Problem 2. (c) By completing square we have \[

3+2x-x^2=3-(x^2-2x)=4-(x-1)^2,

\] hence \[


\int\frac{x\,dx}{\sqrt{3+2x-x^2}}\,dx=\int\frac{x\,dx}{\sqrt{4-(x-1)^2}} = \int\frac{u\,du}{\sqrt{4-u^2}} +\int\frac{du}{\sqrt{4-u^2}},

\] where we let $u=x-1$. To evaluate the first integral, we note that $u\,du=-\frac{1}{2}d(4-u^2)$. To evaluate the second integral, we substitute $u=2\sin\theta$. So we get \[

-\sqrt{4-(x-1)^2}+\sin^{-1}\frac{x-1}{2}+C

\] for some constant $C$.

(d) To get rid of the square root, recall that $\sin^2\theta - 1 = \tan^2\theta$, hence we let $x=\sec\theta$ to get \[

\int\frac{1}{1+\cos\theta}\,d\theta.

\] Note that $2\cos^2\frac{\theta}{2} = 1+\cos\theta$, the integral becomes\begin{align*}

\int \frac{1}{2 \cos^2\frac{\theta}{2}}\,d\theta& = \int \sec^2\frac{\theta}{2} \,d\brac{\frac{\theta}{2}}
=\tan\brac{\frac{\theta}{2}}+C\\
&=\tan\brac{\frac{1}{2}\cos^{-1}\frac{1}{x}} +C.

\end{align*}

(e) As above, we let $x=\sec\theta$, then the integral becomes \[
\int \tan^2\theta\,d\theta,
\] from that we easily obtain \[

\tan\theta-\theta+C=\sqrt{x^2-1}-\cos^{-1}\frac{1}{x}+C.

\]

Problem 3. We substitute $x=\tan\theta$. Note that \[


1=(\sin^2\theta+\cos^2\theta)^2=\sin^4\theta+\cos^4\theta+2\sin^2\theta\cos^2\theta

\] and thus we simplify the integral to 
\[

\sqrt{2}\int \frac{\sin^2\theta - \cos^2\theta\,d\theta}{\sqrt{2-\sin^22\theta}}.
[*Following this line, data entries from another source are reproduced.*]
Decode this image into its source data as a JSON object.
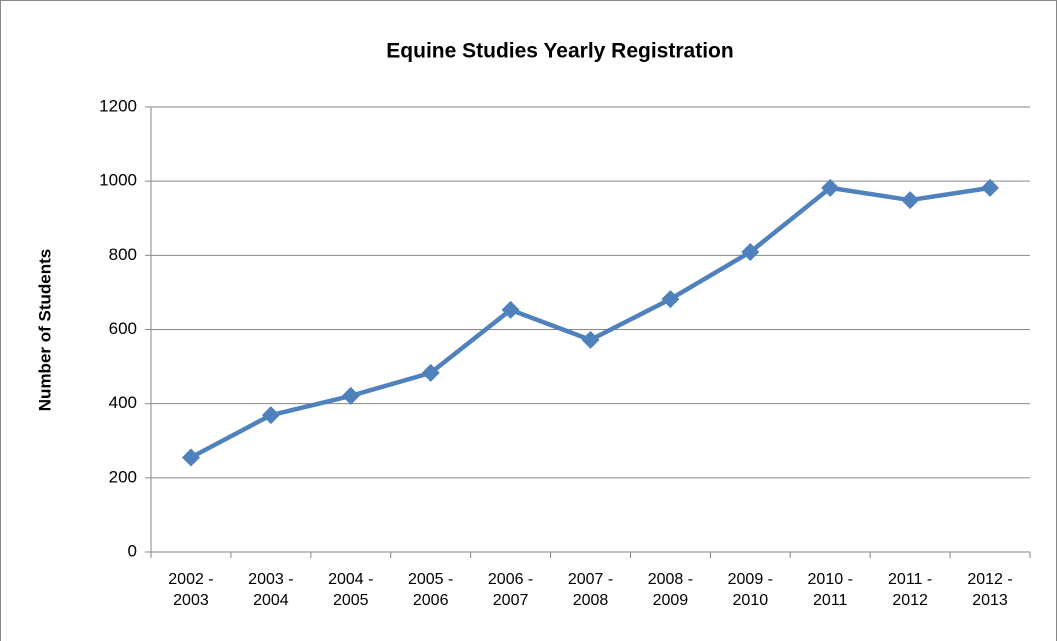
{
  "chart_data": {
    "type": "line",
    "title": "Equine Studies Yearly Registration",
    "y_label": "Number of Students",
    "categories": [
      "2002 - 2003",
      "2003 - 2004",
      "2004 - 2005",
      "2005 - 2006",
      "2006 - 2007",
      "2007 - 2008",
      "2008 - 2009",
      "2009 - 2010",
      "2010 - 2011",
      "2011 - 2012",
      "2012 - 2013"
    ],
    "series": [
      {
        "name": "Number of Students",
        "color": "#4f81bd",
        "values": [
          255,
          369,
          421,
          483,
          653,
          572,
          682,
          809,
          982,
          949,
          982
        ]
      }
    ],
    "ylim": [
      0,
      1200
    ],
    "yticks": [
      0,
      200,
      400,
      600,
      800,
      1000,
      1200
    ],
    "grid": true
  }
}
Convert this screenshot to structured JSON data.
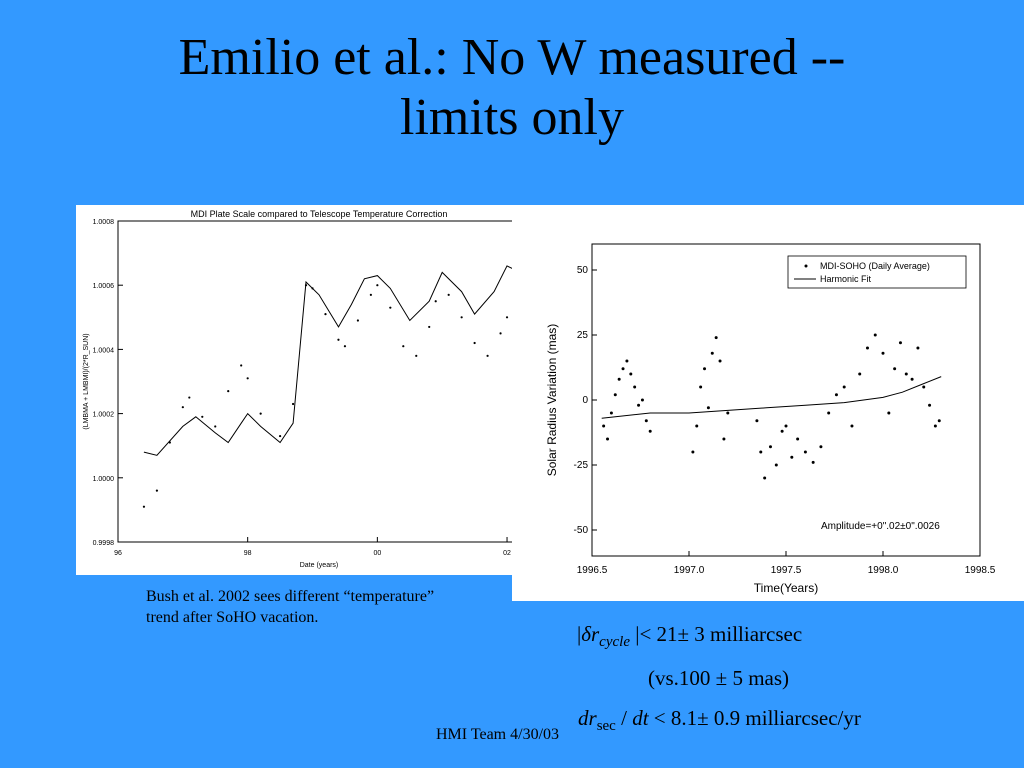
{
  "slide": {
    "title_line1": "Emilio et al.: No W measured --",
    "title_line2": "limits only",
    "caption_line1": "Bush et al. 2002 sees different “temperature”",
    "caption_line2": "trend after SoHO vacation.",
    "footer": "HMI Team 4/30/03"
  },
  "equations": {
    "eq1": {
      "bar_open": "|",
      "delta": "δ",
      "r": "r",
      "sub": "cycle",
      "rest": "|< 21± 3 milliarcsec"
    },
    "eq2": {
      "text": "(vs.100 ± 5 mas)"
    },
    "eq3": {
      "dr": "dr",
      "sub": "sec",
      "slash": " / ",
      "dt": "dt",
      "rest": " < 8.1± 0.9 milliarcsec/yr"
    }
  },
  "chart_data": [
    {
      "type": "scatter",
      "title": "MDI Plate Scale compared to Telescope Temperature Correction",
      "xlabel": "Date (years)",
      "ylabel": "(LMBMA + LMBMI)/(2*R_SUN)",
      "xlim": [
        96,
        102.2
      ],
      "ylim": [
        0.9998,
        1.0008
      ],
      "x_ticks": [
        "96",
        "98",
        "00",
        "02"
      ],
      "y_ticks": [
        "0.9998",
        "1.0000",
        "1.0002",
        "1.0004",
        "1.0006",
        "1.0008"
      ],
      "series": [
        {
          "style": "line",
          "x": [
            96.4,
            96.6,
            97.0,
            97.2,
            97.5,
            97.7,
            97.9,
            98.0,
            98.2,
            98.5,
            98.7,
            98.9,
            99.1,
            99.4,
            99.6,
            99.8,
            100.0,
            100.2,
            100.5,
            100.8,
            101.0,
            101.3,
            101.5,
            101.8,
            102.0,
            102.1
          ],
          "y": [
            1.00008,
            1.00007,
            1.00016,
            1.00019,
            1.00014,
            1.00011,
            1.00017,
            1.0002,
            1.00016,
            1.00011,
            1.00017,
            1.00061,
            1.00057,
            1.00047,
            1.00054,
            1.00062,
            1.00063,
            1.00059,
            1.00049,
            1.00055,
            1.00064,
            1.00058,
            1.00051,
            1.00058,
            1.00066,
            1.00065
          ]
        },
        {
          "style": "points",
          "x": [
            96.4,
            96.6,
            96.8,
            97.0,
            97.1,
            97.3,
            97.5,
            97.7,
            97.9,
            98.0,
            98.2,
            98.5,
            98.7,
            98.9,
            99.0,
            99.2,
            99.4,
            99.5,
            99.7,
            99.9,
            100.0,
            100.2,
            100.4,
            100.6,
            100.8,
            100.9,
            101.1,
            101.3,
            101.5,
            101.7,
            101.9,
            102.0,
            102.1
          ],
          "y": [
            0.99991,
            0.99996,
            1.00011,
            1.00022,
            1.00025,
            1.00019,
            1.00016,
            1.00027,
            1.00035,
            1.00031,
            1.0002,
            1.00013,
            1.00023,
            1.0006,
            1.00059,
            1.00051,
            1.00043,
            1.00041,
            1.00049,
            1.00057,
            1.0006,
            1.00053,
            1.00041,
            1.00038,
            1.00047,
            1.00055,
            1.00057,
            1.0005,
            1.00042,
            1.00038,
            1.00045,
            1.0005,
            1.00049
          ]
        }
      ]
    },
    {
      "type": "scatter",
      "xlabel": "Time(Years)",
      "ylabel": "Solar Radius Variation (mas)",
      "xlim": [
        1996.5,
        1998.5
      ],
      "ylim": [
        -60,
        60
      ],
      "x_ticks": [
        "1996.5",
        "1997.0",
        "1997.5",
        "1998.0",
        "1998.5"
      ],
      "y_ticks": [
        "50",
        "25",
        "0",
        "-25",
        "-50"
      ],
      "legend": [
        "MDI-SOHO (Daily Average)",
        "Harmonic Fit"
      ],
      "legend_position": "top-right",
      "annotation": "Amplitude=+0\".02±0\".0026",
      "series": [
        {
          "name": "MDI-SOHO (Daily Average)",
          "style": "points",
          "x": [
            1996.56,
            1996.58,
            1996.6,
            1996.62,
            1996.64,
            1996.66,
            1996.68,
            1996.7,
            1996.72,
            1996.74,
            1996.76,
            1996.78,
            1996.8,
            1997.02,
            1997.04,
            1997.06,
            1997.08,
            1997.1,
            1997.12,
            1997.14,
            1997.16,
            1997.18,
            1997.2,
            1997.35,
            1997.37,
            1997.39,
            1997.42,
            1997.45,
            1997.48,
            1997.5,
            1997.53,
            1997.56,
            1997.6,
            1997.64,
            1997.68,
            1997.72,
            1997.76,
            1997.8,
            1997.84,
            1997.88,
            1997.92,
            1997.96,
            1998.0,
            1998.03,
            1998.06,
            1998.09,
            1998.12,
            1998.15,
            1998.18,
            1998.21,
            1998.24,
            1998.27,
            1998.29
          ],
          "y": [
            -10,
            -15,
            -5,
            2,
            8,
            12,
            15,
            10,
            5,
            -2,
            0,
            -8,
            -12,
            -20,
            -10,
            5,
            12,
            -3,
            18,
            24,
            15,
            -15,
            -5,
            -8,
            -20,
            -30,
            -18,
            -25,
            -12,
            -10,
            -22,
            -15,
            -20,
            -24,
            -18,
            -5,
            2,
            5,
            -10,
            10,
            20,
            25,
            18,
            -5,
            12,
            22,
            10,
            8,
            20,
            5,
            -2,
            -10,
            -8
          ]
        },
        {
          "name": "Harmonic Fit",
          "style": "line",
          "x": [
            1996.55,
            1996.8,
            1997.0,
            1997.2,
            1997.4,
            1997.6,
            1997.8,
            1998.0,
            1998.1,
            1998.2,
            1998.3
          ],
          "y": [
            -7,
            -5,
            -5,
            -4,
            -3,
            -2,
            -1,
            1,
            3,
            6,
            9
          ]
        }
      ]
    }
  ]
}
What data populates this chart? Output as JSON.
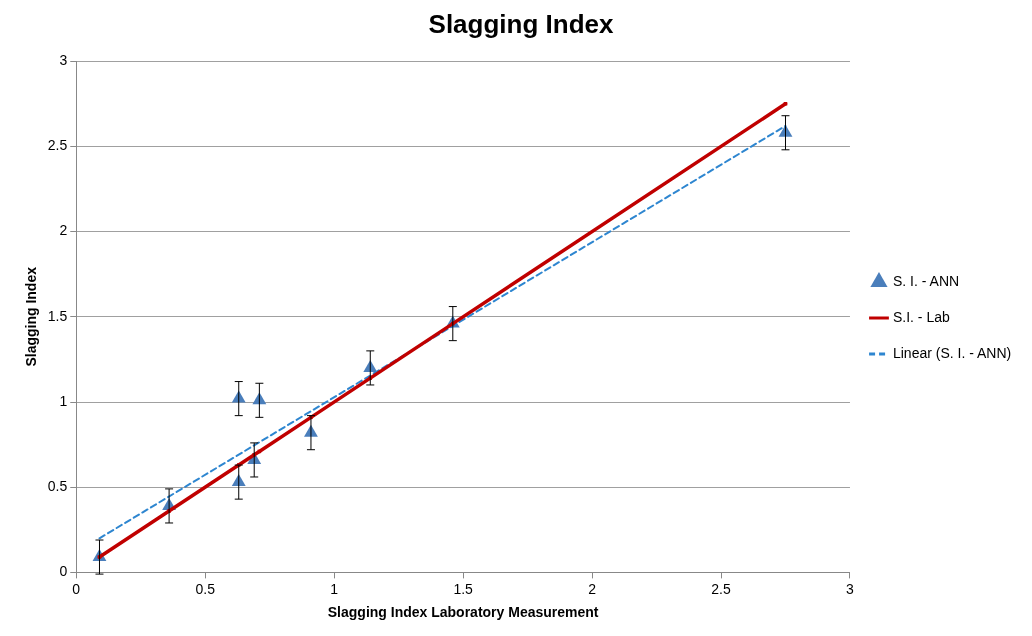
{
  "chart_data": {
    "type": "scatter",
    "title": "Slagging Index",
    "xlabel": "Slagging Index Laboratory Measurement",
    "ylabel": "Slagging Index",
    "xlim": [
      0,
      3
    ],
    "xticks": [
      0,
      0.5,
      1,
      1.5,
      2,
      2.5,
      3
    ],
    "ylim": [
      0,
      3
    ],
    "yticks": [
      0,
      0.5,
      1,
      1.5,
      2,
      2.5,
      3
    ],
    "grid": "y",
    "legend": "right",
    "series": [
      {
        "name": "S. I. - ANN",
        "type": "scatter",
        "marker": "triangle",
        "color": "#4a7ebb",
        "x": [
          0.09,
          0.36,
          0.63,
          0.71,
          0.63,
          0.69,
          0.91,
          1.14,
          1.46,
          2.75
        ],
        "values": [
          0.09,
          0.39,
          1.02,
          1.01,
          0.53,
          0.66,
          0.82,
          1.2,
          1.46,
          2.58
        ],
        "errors": [
          0.1,
          0.1,
          0.1,
          0.1,
          0.1,
          0.1,
          0.1,
          0.1,
          0.1,
          0.1
        ]
      },
      {
        "name": "S.I. - Lab",
        "type": "line",
        "marker": "square",
        "line_style": "solid",
        "color": "#c00000",
        "x": [
          0.09,
          0.36,
          0.63,
          0.69,
          0.71,
          0.91,
          1.14,
          1.46,
          2.75
        ],
        "values": [
          0.09,
          0.36,
          0.63,
          0.69,
          0.71,
          0.91,
          1.14,
          1.46,
          2.75
        ]
      },
      {
        "name": "Linear (S. I. - ANN)",
        "type": "line",
        "marker": "none",
        "line_style": "dashed",
        "color": "#2e86d0",
        "x": [
          0.09,
          2.75
        ],
        "values": [
          0.2,
          2.62
        ]
      }
    ]
  }
}
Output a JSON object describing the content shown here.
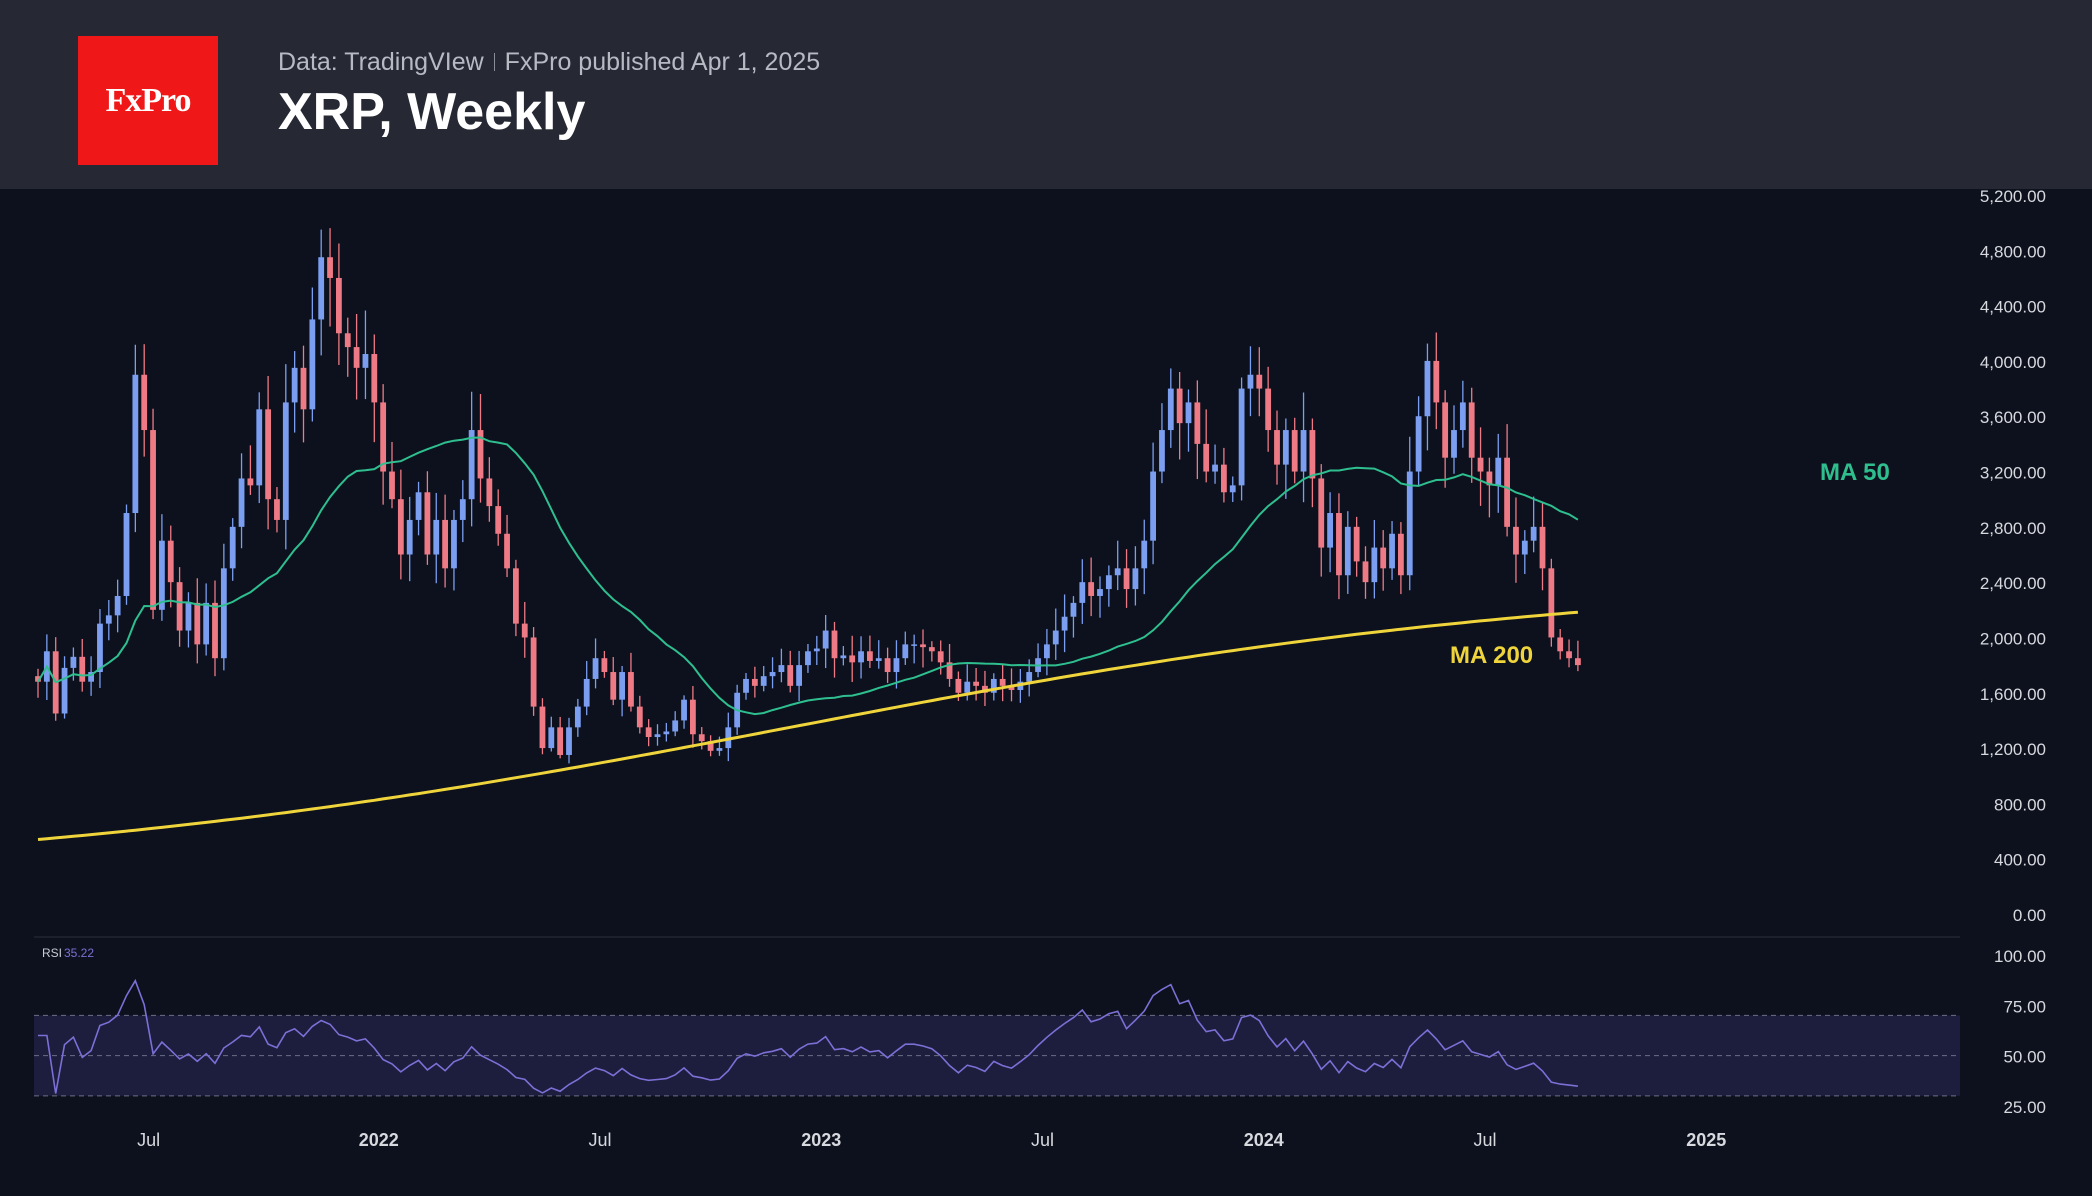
{
  "header": {
    "logo": "FxPro",
    "source": "Data: TradingVIew",
    "published": "FxPro published Apr 1, 2025",
    "title": "XRP, Weekly"
  },
  "colors": {
    "up": "#7b9ef0",
    "down": "#ee7a85",
    "ma50": "#2fbf8f",
    "ma200": "#efd43b",
    "rsi": "#7c6fd6",
    "rsi_band": "#1d1d3d"
  },
  "chart_data": {
    "type": "candlestick",
    "timeframe": "weekly",
    "ylim": [
      0,
      5200
    ],
    "y_ticks": [
      "5,200.00",
      "4,800.00",
      "4,400.00",
      "4,000.00",
      "3,600.00",
      "3,200.00",
      "2,800.00",
      "2,400.00",
      "2,000.00",
      "1,600.00",
      "1,200.00",
      "800.00",
      "400.00",
      "0.00"
    ],
    "x_ticks": [
      "Jul",
      "2022",
      "Jul",
      "2023",
      "Jul",
      "2024",
      "Jul",
      "2025"
    ],
    "x_tick_weeks": [
      12.5,
      38.5,
      63.5,
      88.5,
      113.5,
      138.5,
      163.5,
      188.5
    ],
    "closes": [
      1680,
      1900,
      1450,
      1780,
      1860,
      1680,
      1750,
      2100,
      2160,
      2300,
      2900,
      3900,
      3500,
      2200,
      2700,
      2400,
      2050,
      2250,
      1950,
      2250,
      1850,
      2500,
      2800,
      3150,
      3100,
      3650,
      3000,
      2850,
      3700,
      3950,
      3650,
      4300,
      4750,
      4600,
      4200,
      4100,
      3950,
      4050,
      3700,
      3200,
      3000,
      2600,
      2850,
      3050,
      2600,
      2850,
      2500,
      2850,
      3000,
      3500,
      3150,
      2950,
      2750,
      2500,
      2100,
      2000,
      1500,
      1200,
      1350,
      1150,
      1350,
      1500,
      1700,
      1850,
      1750,
      1550,
      1750,
      1500,
      1350,
      1280,
      1300,
      1320,
      1400,
      1550,
      1300,
      1250,
      1180,
      1200,
      1350,
      1600,
      1700,
      1650,
      1720,
      1750,
      1800,
      1650,
      1800,
      1900,
      1920,
      2050,
      1850,
      1870,
      1820,
      1900,
      1830,
      1850,
      1750,
      1850,
      1950,
      1950,
      1930,
      1900,
      1820,
      1700,
      1600,
      1680,
      1650,
      1600,
      1700,
      1650,
      1620,
      1680,
      1750,
      1850,
      1950,
      2050,
      2150,
      2250,
      2400,
      2300,
      2350,
      2450,
      2500,
      2350,
      2500,
      2700,
      3200,
      3500,
      3800,
      3550,
      3700,
      3400,
      3200,
      3250,
      3050,
      3100,
      3800,
      3900,
      3800,
      3500,
      3250,
      3500,
      3200,
      3500,
      3150,
      2650,
      2900,
      2450,
      2800,
      2550,
      2400,
      2650,
      2500,
      2750,
      2450,
      3200,
      3600,
      4000,
      3700,
      3300,
      3500,
      3700,
      3300,
      3200,
      3100,
      3300,
      2800,
      2600,
      2700,
      2800,
      2500,
      2000,
      1900,
      1850,
      1800
    ],
    "rsi": {
      "label": "RSI",
      "value": "35.22",
      "y_ticks": [
        "100.00",
        "75.00",
        "50.00",
        "25.00"
      ],
      "band": [
        30,
        70
      ]
    },
    "annotations": [
      {
        "text": "MA 50",
        "series": "ma50"
      },
      {
        "text": "MA 200",
        "series": "ma200"
      }
    ]
  }
}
\] Note that $\sin^2\theta=\frac{1-\cos2\theta}{2}$ and $\cos^2\theta= \frac{1+\cos2\theta}{2}$, hence our integral becomes \[

-\frac{1}{\sqrt{2}}\int\frac{d(\sin 2\theta)}{\sqrt{2-\sin^22\theta}}.

\] Now the rest is routine, let $y=\sin 2\theta$, the integral becomes $\dis  -\frac{1}{\sqrt{2}}\int\frac{dy}{\sqrt{2-y^2}}$. This is easily computed by letting $y=\sqrt{2}\sin\phi$, so finally our answer is \[

-\frac{1}{\sqrt{2}}\sin^{-1}\brac{\sqrt{2}\frac{x}{1+x^2}}+C,

\] for some constant $C$.